Борис Акунин в 2013 году начал свой многотомный проект — "История российского государства". Написанные живым языком, книги полюбились критикам и широкому кругу читателей. Новый роман Акунина "Доброключения и рассуждения Луция Катина", который выходит в издательстве АСТ, служит своеобразной литературной иллюстрацией к тому "Эпоха цариц". Действие происходит в XVIII веке. Главный герой — Луций Катин — обычный парень, который, выучившись в гимназии, работает учителем при дворянской семье и пишет мемуары. Но тут в его спокойную жизнь вторгается любовь. Теперь его ждут бесконечные приключения: переезды из России в Европу и обратно, путешествия по неизведанным странам и морям, неожиданные знакомства, и все это он, конечно, опишет в своем дневнике.

Герой начинает свое жизнеописание, блистательно участвует в застольной беседе, небезвинно подвергается гонению и возвращается в естественное человеческое состояние

"Я появился на свет в июне, отчего ученый родитель думал наречь меня Юнием в воспоминание высоко естимованного им первого республиканца Луция Юния Брута, однако же приходской священник не сыскал в святцах такого мужеского прозвания и отказался крестить под ним младенца, вследствие чего отец удовлетворился менее звучным Луцием, и меня ввели в христианский мир под вовсе немудрящим именем Луки.

Рождение мое было омрачено прискорбным событием, смертью матушки, которая успела еще увидеть свое чадо и даже, говорят, поцеловать меня, а после сразу же испустила дух, измученная, но довольная.

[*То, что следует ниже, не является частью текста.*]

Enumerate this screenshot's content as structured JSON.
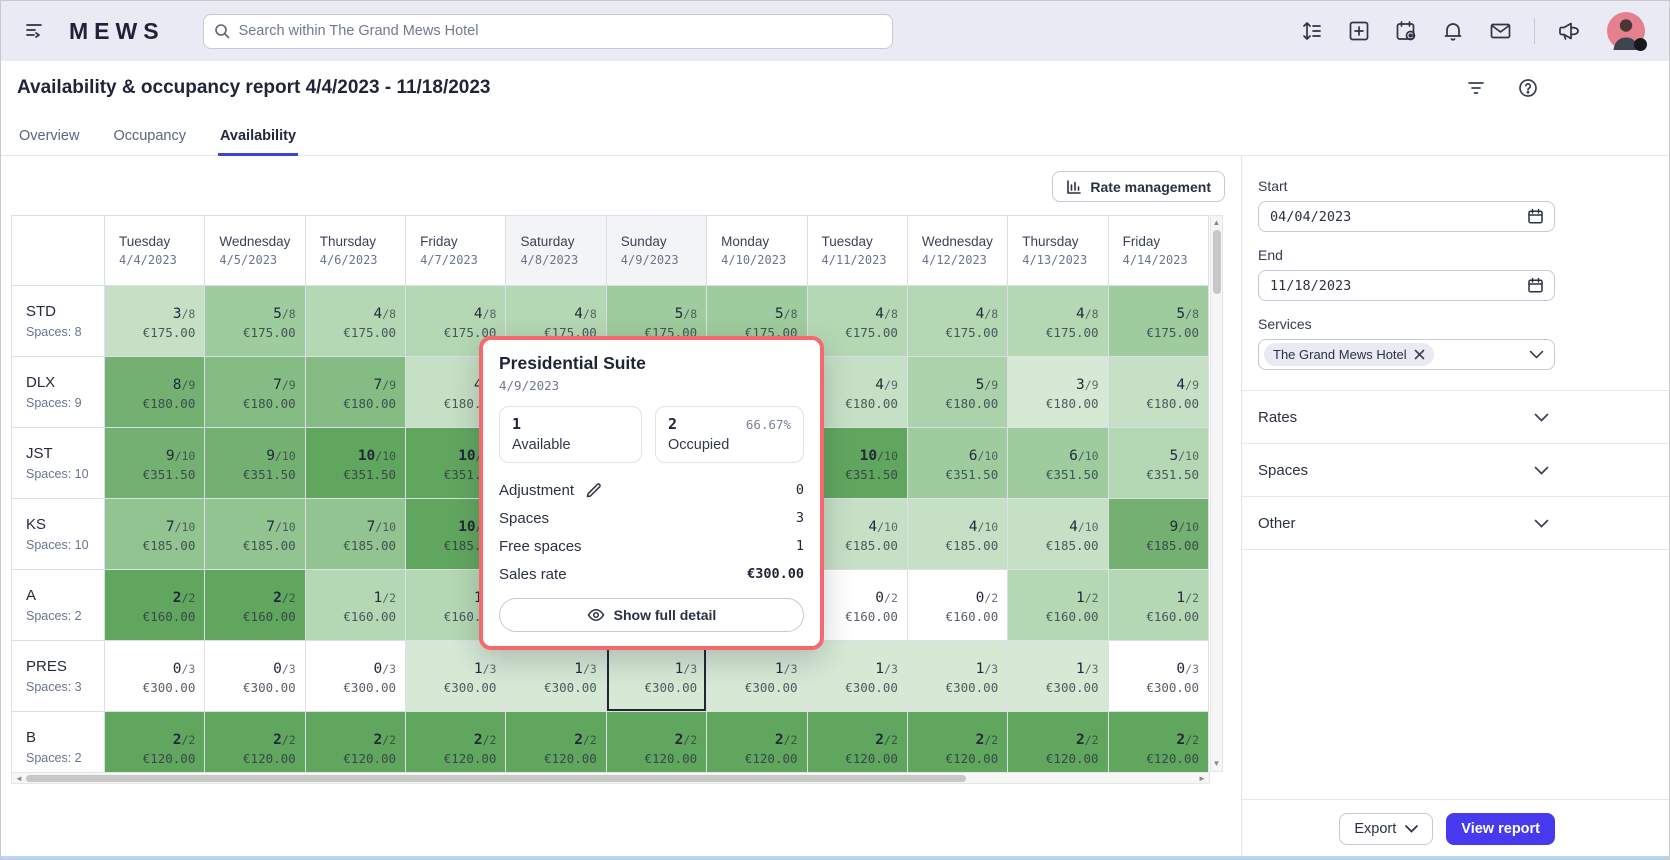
{
  "topbar": {
    "logo": "MEWS",
    "search": {
      "placeholder": "Search within The Grand Mews Hotel"
    }
  },
  "header": {
    "title": "Availability & occupancy report 4/4/2023 - 11/18/2023",
    "tabs": [
      {
        "label": "Overview",
        "active": false
      },
      {
        "label": "Occupancy",
        "active": false
      },
      {
        "label": "Availability",
        "active": true
      }
    ]
  },
  "toolbar": {
    "rate_management": "Rate management"
  },
  "grid": {
    "columns": [
      {
        "day": "Tuesday",
        "date": "4/4/2023",
        "weekend": false
      },
      {
        "day": "Wednesday",
        "date": "4/5/2023",
        "weekend": false
      },
      {
        "day": "Thursday",
        "date": "4/6/2023",
        "weekend": false
      },
      {
        "day": "Friday",
        "date": "4/7/2023",
        "weekend": false
      },
      {
        "day": "Saturday",
        "date": "4/8/2023",
        "weekend": true
      },
      {
        "day": "Sunday",
        "date": "4/9/2023",
        "weekend": true
      },
      {
        "day": "Monday",
        "date": "4/10/2023",
        "weekend": false
      },
      {
        "day": "Tuesday",
        "date": "4/11/2023",
        "weekend": false
      },
      {
        "day": "Wednesday",
        "date": "4/12/2023",
        "weekend": false
      },
      {
        "day": "Thursday",
        "date": "4/13/2023",
        "weekend": false
      },
      {
        "day": "Friday",
        "date": "4/14/2023",
        "weekend": false
      }
    ],
    "rows": [
      {
        "code": "STD",
        "spaces": "Spaces: 8",
        "capacity": 8,
        "rate": "€175.00",
        "occupied": [
          3,
          5,
          4,
          4,
          4,
          5,
          5,
          4,
          4,
          4,
          5
        ]
      },
      {
        "code": "DLX",
        "spaces": "Spaces: 9",
        "capacity": 9,
        "rate": "€180.00",
        "occupied": [
          8,
          7,
          7,
          4,
          null,
          null,
          null,
          4,
          5,
          3,
          4
        ]
      },
      {
        "code": "JST",
        "spaces": "Spaces: 10",
        "capacity": 10,
        "rate": "€351.50",
        "occupied": [
          9,
          9,
          10,
          10,
          null,
          null,
          null,
          10,
          6,
          6,
          5
        ]
      },
      {
        "code": "KS",
        "spaces": "Spaces: 10",
        "capacity": 10,
        "rate": "€185.00",
        "occupied": [
          7,
          7,
          7,
          10,
          null,
          null,
          null,
          4,
          4,
          4,
          9
        ]
      },
      {
        "code": "A",
        "spaces": "Spaces: 2",
        "capacity": 2,
        "rate": "€160.00",
        "occupied": [
          2,
          2,
          1,
          1,
          null,
          null,
          null,
          0,
          0,
          1,
          1
        ]
      },
      {
        "code": "PRES",
        "spaces": "Spaces: 3",
        "capacity": 3,
        "rate": "€300.00",
        "occupied": [
          0,
          0,
          0,
          1,
          1,
          1,
          1,
          1,
          1,
          1,
          0
        ],
        "selected_col": 5
      },
      {
        "code": "B",
        "spaces": "Spaces: 2",
        "capacity": 2,
        "rate": "€120.00",
        "occupied": [
          2,
          2,
          2,
          2,
          2,
          2,
          2,
          2,
          2,
          2,
          2
        ]
      }
    ]
  },
  "popup": {
    "title": "Presidential Suite",
    "date": "4/9/2023",
    "available": {
      "value": "1",
      "label": "Available"
    },
    "occupied": {
      "value": "2",
      "label": "Occupied",
      "percent": "66.67%"
    },
    "rows": [
      {
        "label": "Adjustment",
        "value": "0",
        "editable": true
      },
      {
        "label": "Spaces",
        "value": "3",
        "editable": false
      },
      {
        "label": "Free spaces",
        "value": "1",
        "editable": false
      },
      {
        "label": "Sales rate",
        "value": "€300.00",
        "editable": false,
        "strong": true
      }
    ],
    "action": "Show full detail"
  },
  "sidebar": {
    "start": {
      "label": "Start",
      "value": "04/04/2023"
    },
    "end": {
      "label": "End",
      "value": "11/18/2023"
    },
    "services": {
      "label": "Services",
      "chip": "The Grand Mews Hotel"
    },
    "sections": [
      "Rates",
      "Spaces",
      "Other"
    ],
    "export_label": "Export",
    "view_report_label": "View report"
  },
  "colors": {
    "accent": "#4639ee",
    "tab_underline": "#3d43d8",
    "highlight_border": "#f4696b",
    "occupancy_scale": [
      "#ffffff",
      "#d6e9d5",
      "#c6e0c5",
      "#b5d8b4",
      "#abd2aa",
      "#9fcc9e",
      "#92c491",
      "#85bc83",
      "#74b071",
      "#61a65f"
    ]
  }
}
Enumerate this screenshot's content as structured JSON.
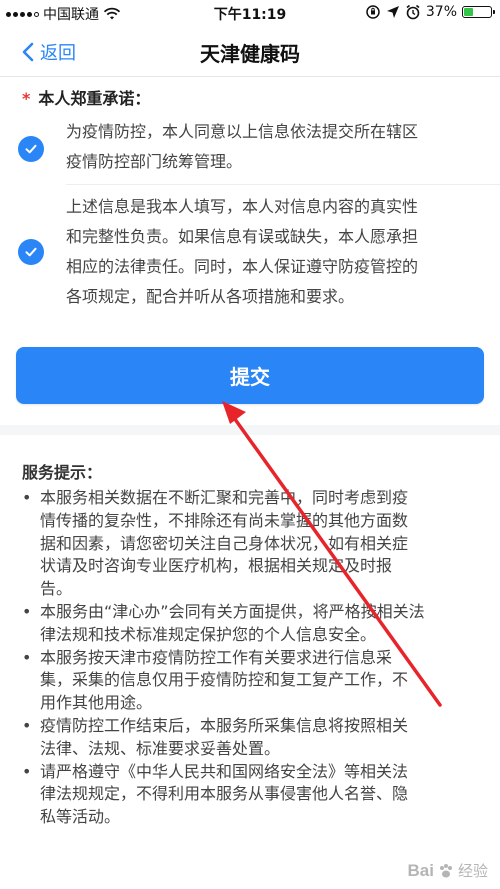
{
  "status_bar": {
    "carrier": "中国联通",
    "time": "下午11:19",
    "battery_text": "37%",
    "battery_level": 0.37,
    "battery_color": "#33c54a"
  },
  "nav": {
    "back_label": "返回",
    "title": "天津健康码"
  },
  "promise": {
    "star": "*",
    "heading": "本人郑重承诺：",
    "items": [
      {
        "lines": [
          "为疫情防控，本人同意以上信息依法提交所在辖区",
          "疫情防控部门统筹管理。"
        ],
        "checked": true
      },
      {
        "lines": [
          "上述信息是我本人填写，本人对信息内容的真实性",
          "和完整性负责。如果信息有误或缺失，本人愿承担",
          "相应的法律责任。同时，本人保证遵守防疫管控的",
          "各项规定，配合并听从各项措施和要求。"
        ],
        "checked": true
      }
    ]
  },
  "submit": {
    "label": "提交"
  },
  "tips": {
    "title": "服务提示：",
    "items": [
      {
        "lines": [
          "本服务相关数据在不断汇聚和完善中，同时考虑到疫",
          "情传播的复杂性，不排除还有尚未掌握的其他方面数",
          "据和因素，请您密切关注自己身体状况，如有相关症",
          "状请及时咨询专业医疗机构，根据相关规定及时报",
          "告。"
        ]
      },
      {
        "lines": [
          "本服务由“津心办”会同有关方面提供，将严格按相关法",
          "律法规和技术标准规定保护您的个人信息安全。"
        ]
      },
      {
        "lines": [
          "本服务按天津市疫情防控工作有关要求进行信息采",
          "集，采集的信息仅用于疫情防控和复工复产工作，不",
          "用作其他用途。"
        ]
      },
      {
        "lines": [
          "疫情防控工作结束后，本服务所采集信息将按照相关",
          "法律、法规、标准要求妥善处置。"
        ]
      },
      {
        "lines": [
          "请严格遵守《中华人民共和国网络安全法》等相关法",
          "律法规规定，不得利用本服务从事侵害他人名誉、隐",
          "私等活动。"
        ]
      }
    ]
  },
  "watermark": {
    "logo": "Bai",
    "suffix": "经验"
  },
  "colors": {
    "accent": "#2a86f6",
    "arrow": "#e8242b",
    "required_star": "#e53935"
  }
}
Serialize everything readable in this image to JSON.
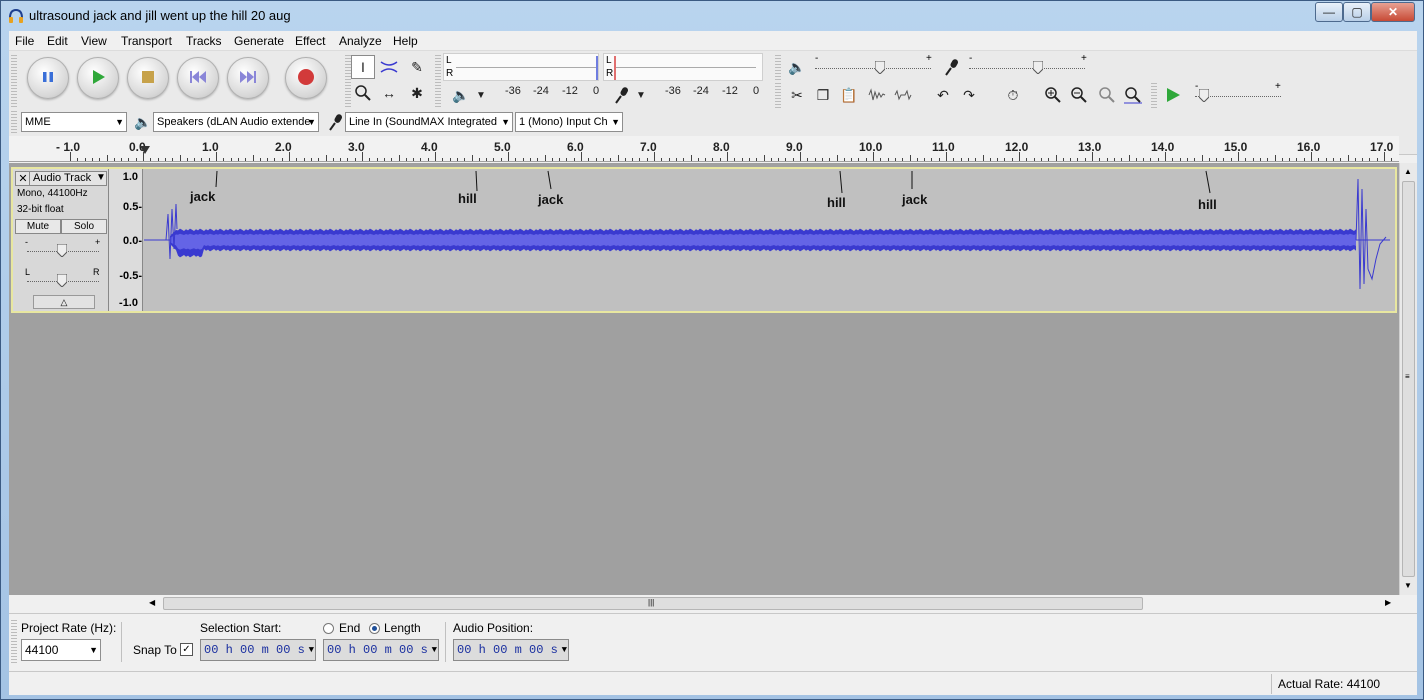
{
  "window": {
    "title": "ultrasound jack and jill went up the hill 20 aug",
    "controls": [
      "—",
      "▢",
      "✕"
    ]
  },
  "menu": [
    "File",
    "Edit",
    "View",
    "Transport",
    "Tracks",
    "Generate",
    "Effect",
    "Analyze",
    "Help"
  ],
  "transport": {
    "buttons": [
      "pause-icon",
      "play-icon",
      "stop-icon",
      "skip-start-icon",
      "skip-end-icon",
      "record-icon"
    ]
  },
  "meters": {
    "play_L": "L",
    "play_R": "R",
    "rec_L": "L",
    "rec_R": "R",
    "play_scale": [
      "-36",
      "-24",
      "-12",
      "0"
    ],
    "rec_scale": [
      "-36",
      "-24",
      "-12",
      "0"
    ]
  },
  "mixer": {
    "minus": "-",
    "plus": "+"
  },
  "device": {
    "host": "MME",
    "output": "Speakers (dLAN Audio extende",
    "input": "Line In (SoundMAX Integrated",
    "channels": "1 (Mono) Input Ch"
  },
  "ruler": {
    "labels": [
      "- 1.0",
      "0.0",
      "1.0",
      "2.0",
      "3.0",
      "4.0",
      "5.0",
      "6.0",
      "7.0",
      "8.0",
      "9.0",
      "10.0",
      "11.0",
      "12.0",
      "13.0",
      "14.0",
      "15.0",
      "16.0",
      "17.0"
    ]
  },
  "track": {
    "name": "Audio Track",
    "info1": "Mono, 44100Hz",
    "info2": "32-bit float",
    "mute": "Mute",
    "solo": "Solo",
    "gain_minus": "-",
    "gain_plus": "+",
    "pan_L": "L",
    "pan_R": "R",
    "vscale": [
      "1.0",
      "0.5-",
      "0.0-",
      "-0.5-",
      "-1.0"
    ],
    "annotations": [
      "jack",
      "hill",
      "jack",
      "hill",
      "jack",
      "hill"
    ]
  },
  "selection": {
    "rate_label": "Project Rate (Hz):",
    "rate_value": "44100",
    "snap_label": "Snap To",
    "start_label": "Selection Start:",
    "end_label": "End",
    "length_label": "Length",
    "audio_pos_label": "Audio Position:",
    "start_time": "00 h 00 m 00 s",
    "length_time": "00 h 00 m 00 s",
    "audio_pos_time": "00 h 00 m 00 s"
  },
  "status": {
    "actual_rate": "Actual Rate: 44100"
  },
  "colors": {
    "waveform": "#3a3ad0",
    "waveform_rms": "#6464e6",
    "track_bg": "#c0c0c0",
    "selected_border": "#e8e7a0"
  }
}
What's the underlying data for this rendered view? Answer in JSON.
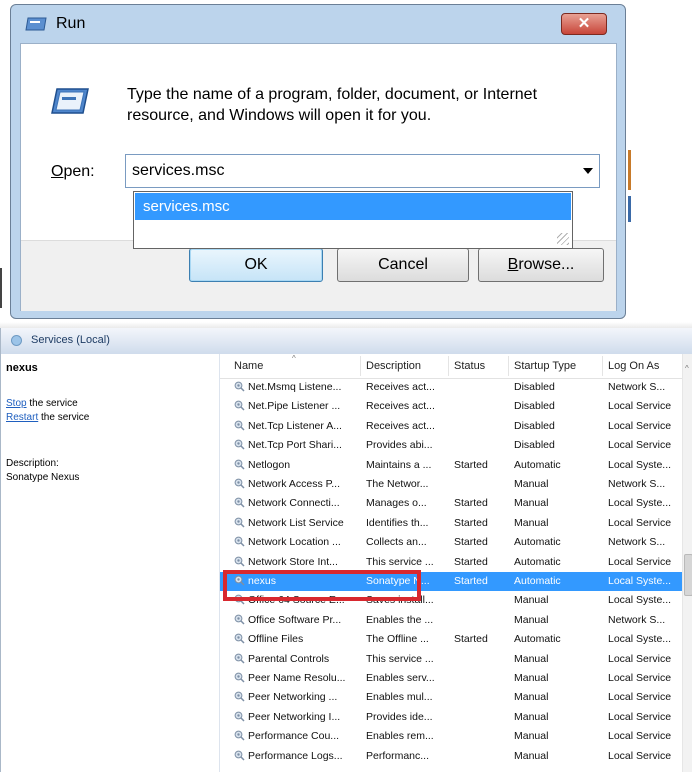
{
  "run_dialog": {
    "title": "Run",
    "close_label": "✕",
    "description": "Type the name of a program, folder, document, or Internet resource, and Windows will open it for you.",
    "open_label_first": "O",
    "open_label_rest": "pen:",
    "open_value": "services.msc",
    "autocomplete_item": "services.msc",
    "ok_label": "OK",
    "cancel_label": "Cancel",
    "browse_label_first": "B",
    "browse_label_rest": "rowse..."
  },
  "services": {
    "header_title": "Services (Local)",
    "selected_name": "nexus",
    "stop_link": "Stop",
    "stop_rest": " the service",
    "restart_link": "Restart",
    "restart_rest": " the service",
    "description_label": "Description:",
    "description_value": "Sonatype Nexus",
    "columns": {
      "name": "Name",
      "description": "Description",
      "status": "Status",
      "startup": "Startup Type",
      "logon": "Log On As"
    },
    "rows": [
      {
        "name": "Net.Msmq Listene...",
        "desc": "Receives act...",
        "status": "",
        "startup": "Disabled",
        "logon": "Network S..."
      },
      {
        "name": "Net.Pipe Listener ...",
        "desc": "Receives act...",
        "status": "",
        "startup": "Disabled",
        "logon": "Local Service"
      },
      {
        "name": "Net.Tcp Listener A...",
        "desc": "Receives act...",
        "status": "",
        "startup": "Disabled",
        "logon": "Local Service"
      },
      {
        "name": "Net.Tcp Port Shari...",
        "desc": "Provides abi...",
        "status": "",
        "startup": "Disabled",
        "logon": "Local Service"
      },
      {
        "name": "Netlogon",
        "desc": "Maintains a ...",
        "status": "Started",
        "startup": "Automatic",
        "logon": "Local Syste..."
      },
      {
        "name": "Network Access P...",
        "desc": "The Networ...",
        "status": "",
        "startup": "Manual",
        "logon": "Network S..."
      },
      {
        "name": "Network Connecti...",
        "desc": "Manages o...",
        "status": "Started",
        "startup": "Manual",
        "logon": "Local Syste..."
      },
      {
        "name": "Network List Service",
        "desc": "Identifies th...",
        "status": "Started",
        "startup": "Manual",
        "logon": "Local Service"
      },
      {
        "name": "Network Location ...",
        "desc": "Collects an...",
        "status": "Started",
        "startup": "Automatic",
        "logon": "Network S..."
      },
      {
        "name": "Network Store Int...",
        "desc": "This service ...",
        "status": "Started",
        "startup": "Automatic",
        "logon": "Local Service"
      },
      {
        "name": "nexus",
        "desc": "Sonatype N...",
        "status": "Started",
        "startup": "Automatic",
        "logon": "Local Syste..."
      },
      {
        "name": "Office 64 Source E...",
        "desc": "Saves install...",
        "status": "",
        "startup": "Manual",
        "logon": "Local Syste..."
      },
      {
        "name": "Office Software Pr...",
        "desc": "Enables the ...",
        "status": "",
        "startup": "Manual",
        "logon": "Network S..."
      },
      {
        "name": "Offline Files",
        "desc": "The Offline ...",
        "status": "Started",
        "startup": "Automatic",
        "logon": "Local Syste..."
      },
      {
        "name": "Parental Controls",
        "desc": "This service ...",
        "status": "",
        "startup": "Manual",
        "logon": "Local Service"
      },
      {
        "name": "Peer Name Resolu...",
        "desc": "Enables serv...",
        "status": "",
        "startup": "Manual",
        "logon": "Local Service"
      },
      {
        "name": "Peer Networking ...",
        "desc": "Enables mul...",
        "status": "",
        "startup": "Manual",
        "logon": "Local Service"
      },
      {
        "name": "Peer Networking I...",
        "desc": "Provides ide...",
        "status": "",
        "startup": "Manual",
        "logon": "Local Service"
      },
      {
        "name": "Performance Cou...",
        "desc": "Enables rem...",
        "status": "",
        "startup": "Manual",
        "logon": "Local Service"
      },
      {
        "name": "Performance Logs...",
        "desc": "Performanc...",
        "status": "",
        "startup": "Manual",
        "logon": "Local Service"
      }
    ],
    "selected_index": 10
  },
  "colors": {
    "selection": "#3399ff",
    "highlight_box": "#d8282f",
    "link": "#1f5fbf"
  }
}
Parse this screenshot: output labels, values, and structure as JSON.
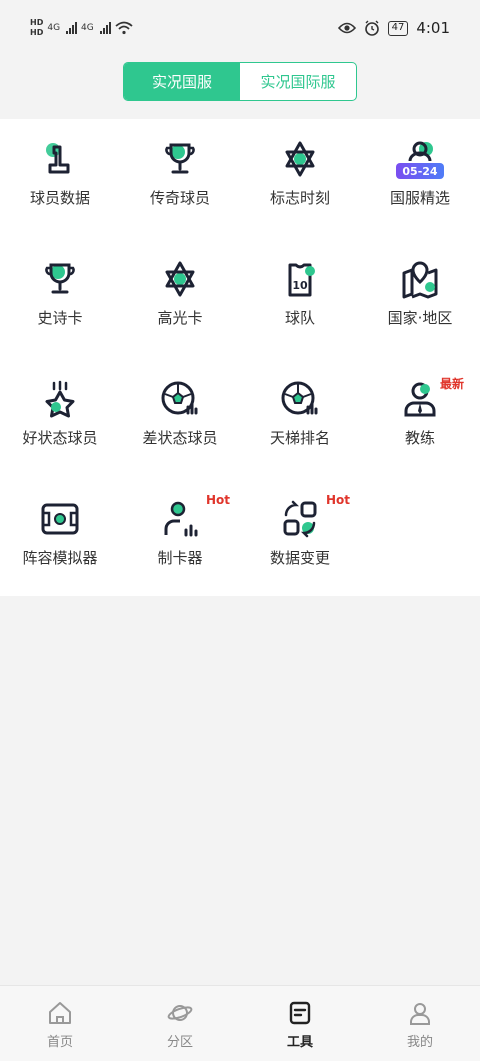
{
  "status_bar": {
    "hd1": "HD",
    "hd2": "HD",
    "net1": "4G",
    "net2": "4G",
    "battery": "47",
    "time": "4:01"
  },
  "segment": {
    "tabs": [
      {
        "label": "实况国服",
        "active": true
      },
      {
        "label": "实况国际服",
        "active": false
      }
    ]
  },
  "tools": [
    {
      "label": "球员数据",
      "icon": "player-number-icon"
    },
    {
      "label": "传奇球员",
      "icon": "trophy-icon"
    },
    {
      "label": "标志时刻",
      "icon": "star-of-david-icon"
    },
    {
      "label": "国服精选",
      "icon": "player-select-icon",
      "date_badge": "05-24"
    },
    {
      "label": "史诗卡",
      "icon": "trophy-icon"
    },
    {
      "label": "高光卡",
      "icon": "star-of-david-icon"
    },
    {
      "label": "球队",
      "icon": "jersey-icon",
      "jersey_number": "10"
    },
    {
      "label": "国家·地区",
      "icon": "map-pin-icon"
    },
    {
      "label": "好状态球员",
      "icon": "star-icon"
    },
    {
      "label": "差状态球员",
      "icon": "ball-chart-icon"
    },
    {
      "label": "天梯排名",
      "icon": "ball-chart-icon"
    },
    {
      "label": "教练",
      "icon": "coach-icon",
      "tag": "最新"
    },
    {
      "label": "阵容模拟器",
      "icon": "pitch-icon"
    },
    {
      "label": "制卡器",
      "icon": "card-maker-icon",
      "tag": "Hot"
    },
    {
      "label": "数据变更",
      "icon": "data-change-icon",
      "tag": "Hot"
    }
  ],
  "tabbar": [
    {
      "label": "首页",
      "icon": "home-icon",
      "active": false
    },
    {
      "label": "分区",
      "icon": "planet-icon",
      "active": false
    },
    {
      "label": "工具",
      "icon": "tools-icon",
      "active": true
    },
    {
      "label": "我的",
      "icon": "user-icon",
      "active": false
    }
  ],
  "colors": {
    "accent": "#2fc78f",
    "hot": "#e0352b",
    "icon_dark": "#1d2233"
  }
}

Смерть ее не была обычною, какая часто постигает несчастливых рожениц, но следствием обдуманного решения. Моя родительница, о которой я слышал от отца много удивительного, по своему телосложению не питала надежд на материнство, имея чрезвычайно узкие, мальчишеские бедра. Все лекари предупреждали, что она навряд ли сможет разрешиться от бремени. Посему — как со своим всегдашним почтением к физиологии еще в детстве рассказывал мне отец — они с супругой, пылкие и молодые, позволяли себе тешиться страстью лишь в те дни месяца, когда жены не могут понести. Однако на тридцать пятом году жизни матушка заболела чахоткою и, зная, что скорая смерть все равно неминуема, запутала доверчивого мужа в женском календаре и обеременилась. В последнюю пору своей жизни она говаривала, что чем долго и бесплодно умирать от кровохаркания, лучше уж смерть быстрая и к тому ж не напрасная, а производящая на свет новое существо. Подозреваю, впрочем, что занимало ее не столько новое существо, которого она знать не знала, сиречь моя скромная особа, а вдовство ее дорогого супруга. Должно быть, мать ласкалась надеждой, что, имея малютку сына, вдовец не позволит себе зачахнуть от горя. Это несомненно и случилось бы, так как сии супруги любили друг друга любовию, которой в мире почти что и не бывает.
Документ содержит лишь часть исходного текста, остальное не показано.